I counted before I went to work today, then posted it on Facebook. I had 10 days, 14 classes and 44 hours of teaching left. Now, you can cut that to 9 days, 13 classes and 41 hours and 20 minutes.
After approximately 2000 hours of teaching, I’m down to less than 42. Wow. It is rather surreal. Be assured (especially if you were my student at any point) that I am going to miss teaching and I am going to miss the students, their questions, their ideas, their jokes and their smiles.
After I posted the countdown of days, classes and hours remaining, an old friend and former vocal and spiritual advisor of mine gave me the following advice: “An old coach’s wisdom…Finish strong.”
Finish strong. Traditionally, I haven’t been good at that. When I was a kid, I participated in Hershey’s Track and Field programs. Indeed, my athletic prowess peaked at age 10 when I won the state championship in the 200 meter dash (for 9 and 10 year olds) with a time of 31.63 seconds, a time I barely improved on into high school and college.
While I won the 200 meter dash, my preference was for the 400m dash (which I placed third in that year). I ran it very differently than everybody else though.

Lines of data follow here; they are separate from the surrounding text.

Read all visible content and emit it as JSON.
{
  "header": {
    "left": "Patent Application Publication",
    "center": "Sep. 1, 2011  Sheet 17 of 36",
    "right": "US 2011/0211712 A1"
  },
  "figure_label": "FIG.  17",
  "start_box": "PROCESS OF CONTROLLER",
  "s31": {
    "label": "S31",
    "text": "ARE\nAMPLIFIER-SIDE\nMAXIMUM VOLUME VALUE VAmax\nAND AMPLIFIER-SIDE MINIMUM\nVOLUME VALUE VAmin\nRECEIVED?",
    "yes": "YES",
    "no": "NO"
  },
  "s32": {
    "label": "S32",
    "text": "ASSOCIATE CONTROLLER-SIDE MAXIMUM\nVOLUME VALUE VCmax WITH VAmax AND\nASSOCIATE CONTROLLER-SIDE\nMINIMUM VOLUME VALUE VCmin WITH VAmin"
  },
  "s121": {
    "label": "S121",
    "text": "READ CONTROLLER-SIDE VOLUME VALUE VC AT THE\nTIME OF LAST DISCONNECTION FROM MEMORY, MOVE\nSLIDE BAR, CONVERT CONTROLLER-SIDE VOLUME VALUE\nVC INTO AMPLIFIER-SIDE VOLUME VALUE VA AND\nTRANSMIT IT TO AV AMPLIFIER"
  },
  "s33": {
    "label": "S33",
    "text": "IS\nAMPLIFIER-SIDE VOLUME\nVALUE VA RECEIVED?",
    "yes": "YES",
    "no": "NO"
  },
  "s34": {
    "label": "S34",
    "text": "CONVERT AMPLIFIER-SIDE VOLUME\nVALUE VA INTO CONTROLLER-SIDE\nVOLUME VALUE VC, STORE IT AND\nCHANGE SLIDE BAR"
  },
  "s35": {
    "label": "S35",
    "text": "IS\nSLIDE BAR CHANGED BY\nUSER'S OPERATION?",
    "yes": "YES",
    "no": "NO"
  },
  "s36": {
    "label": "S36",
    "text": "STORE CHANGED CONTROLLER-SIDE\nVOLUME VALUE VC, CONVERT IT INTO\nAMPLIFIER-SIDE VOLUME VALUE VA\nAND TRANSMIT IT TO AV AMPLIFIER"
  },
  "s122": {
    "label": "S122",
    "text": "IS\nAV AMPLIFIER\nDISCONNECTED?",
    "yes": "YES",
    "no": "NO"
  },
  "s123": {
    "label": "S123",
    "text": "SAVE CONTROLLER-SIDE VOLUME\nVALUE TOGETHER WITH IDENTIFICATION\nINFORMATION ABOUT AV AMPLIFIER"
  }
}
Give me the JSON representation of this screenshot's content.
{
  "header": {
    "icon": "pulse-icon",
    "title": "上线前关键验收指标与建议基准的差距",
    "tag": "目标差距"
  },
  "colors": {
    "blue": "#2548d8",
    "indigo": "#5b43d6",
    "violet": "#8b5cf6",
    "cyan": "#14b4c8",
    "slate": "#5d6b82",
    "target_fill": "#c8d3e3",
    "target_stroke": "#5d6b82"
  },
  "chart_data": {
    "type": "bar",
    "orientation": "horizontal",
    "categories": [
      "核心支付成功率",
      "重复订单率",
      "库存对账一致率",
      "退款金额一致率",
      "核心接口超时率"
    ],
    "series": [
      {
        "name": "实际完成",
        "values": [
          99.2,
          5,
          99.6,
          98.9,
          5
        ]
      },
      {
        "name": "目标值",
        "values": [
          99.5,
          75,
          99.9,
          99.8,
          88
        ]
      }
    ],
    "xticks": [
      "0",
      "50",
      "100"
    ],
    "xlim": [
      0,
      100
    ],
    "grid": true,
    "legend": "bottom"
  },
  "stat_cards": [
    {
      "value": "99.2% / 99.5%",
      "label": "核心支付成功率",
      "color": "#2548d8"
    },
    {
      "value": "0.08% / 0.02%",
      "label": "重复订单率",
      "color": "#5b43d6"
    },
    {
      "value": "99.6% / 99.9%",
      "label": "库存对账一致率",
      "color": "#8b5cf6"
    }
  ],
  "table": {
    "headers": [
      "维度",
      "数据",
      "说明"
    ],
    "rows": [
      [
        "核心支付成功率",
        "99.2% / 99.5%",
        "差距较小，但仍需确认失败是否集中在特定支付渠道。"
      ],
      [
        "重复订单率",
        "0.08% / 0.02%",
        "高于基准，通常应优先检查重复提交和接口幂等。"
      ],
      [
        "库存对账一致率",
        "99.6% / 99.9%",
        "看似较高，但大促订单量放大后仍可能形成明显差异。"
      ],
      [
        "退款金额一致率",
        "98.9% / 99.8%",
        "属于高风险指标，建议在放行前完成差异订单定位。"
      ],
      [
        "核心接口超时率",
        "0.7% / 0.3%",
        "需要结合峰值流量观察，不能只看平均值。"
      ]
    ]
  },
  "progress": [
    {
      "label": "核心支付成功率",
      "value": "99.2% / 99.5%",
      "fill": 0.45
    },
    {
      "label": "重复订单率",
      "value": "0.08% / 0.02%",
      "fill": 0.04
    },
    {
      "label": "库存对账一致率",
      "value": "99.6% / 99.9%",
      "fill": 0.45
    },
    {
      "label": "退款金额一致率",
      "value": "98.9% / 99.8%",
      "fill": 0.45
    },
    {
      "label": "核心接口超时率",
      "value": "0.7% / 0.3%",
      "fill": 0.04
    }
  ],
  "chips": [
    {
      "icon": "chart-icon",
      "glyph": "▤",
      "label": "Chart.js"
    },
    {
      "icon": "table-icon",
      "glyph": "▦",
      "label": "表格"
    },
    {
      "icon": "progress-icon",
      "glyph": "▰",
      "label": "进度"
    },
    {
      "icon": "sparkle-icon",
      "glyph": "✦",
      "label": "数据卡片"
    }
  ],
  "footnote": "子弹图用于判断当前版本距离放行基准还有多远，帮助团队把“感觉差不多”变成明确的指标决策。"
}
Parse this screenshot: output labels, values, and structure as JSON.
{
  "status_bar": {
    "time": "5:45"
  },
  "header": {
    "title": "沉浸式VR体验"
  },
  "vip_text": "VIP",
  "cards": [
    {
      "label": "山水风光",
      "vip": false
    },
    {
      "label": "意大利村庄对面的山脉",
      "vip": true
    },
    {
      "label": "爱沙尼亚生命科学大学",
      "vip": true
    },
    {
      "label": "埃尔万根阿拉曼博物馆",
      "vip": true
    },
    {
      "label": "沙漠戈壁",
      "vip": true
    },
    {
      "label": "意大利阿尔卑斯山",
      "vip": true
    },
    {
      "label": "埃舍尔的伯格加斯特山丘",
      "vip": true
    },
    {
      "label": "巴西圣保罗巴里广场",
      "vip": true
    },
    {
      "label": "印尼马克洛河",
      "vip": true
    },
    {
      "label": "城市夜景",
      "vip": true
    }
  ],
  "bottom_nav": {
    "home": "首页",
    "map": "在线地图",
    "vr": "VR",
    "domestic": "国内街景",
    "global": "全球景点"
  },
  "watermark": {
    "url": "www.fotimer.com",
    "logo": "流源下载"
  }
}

At age 10, having the stamina to run 400 meters at a dead sprint is rather difficult. Most kids would start at a jog develop into a run and sprint to the finish. I did the reverse. I started as fast as I possibly could, gained a big lead and then just tried to hold on, using all of the energy I could find to finish the race. Oftentimes, I won by intimidation. I was so far ahead coming into the home stretch that catching me wasn’t possible unless I fell over. At the state meet I turned the corner heading into the last 100 meters and discovered one kid was right next to me and we battled to the finish and I beat him. Unfortunately two guys in another heat ran faster than us both. That boy made me run my fastest time ever. He challenged me to be better; he made me finish strong.
Into high school, I ran the 800 meter run in the same way. I’d run the first 400 meters in 58 seconds, then get so tired that my second 400 meters would be 80 seconds. In college cross country, it was the same. My first mile would be six minutes. My second would be seven minutes, and my last three would be eight minutes.
It’s how I live. I start fast and get tired. I can’t tell you how many novels and short stories I’ve had ideas for, written a few thousand words and just ran out of steam.
Pacing and balance have never really been my strong suits, so my friend’s advice could not have been spoken to a person who needed to hear them more.
We are certainly in the last 100 meters of our time here in Ankara. Preparing for lessons, coming up with new ideas and giving the students a good lesson still have to be my top priority. Despite my ever-growing to do list, I came to Ankara for the sake of relationships and what message would it send to fracture those relationships by being a bad teacher in my last two weeks.
I pray that the relationships I have built will continue and that my predisposition to finish poorly will be disposed of and not affect those relationships which are so very important to me.
May I encourage you to finish strong in every aspect of your life as well.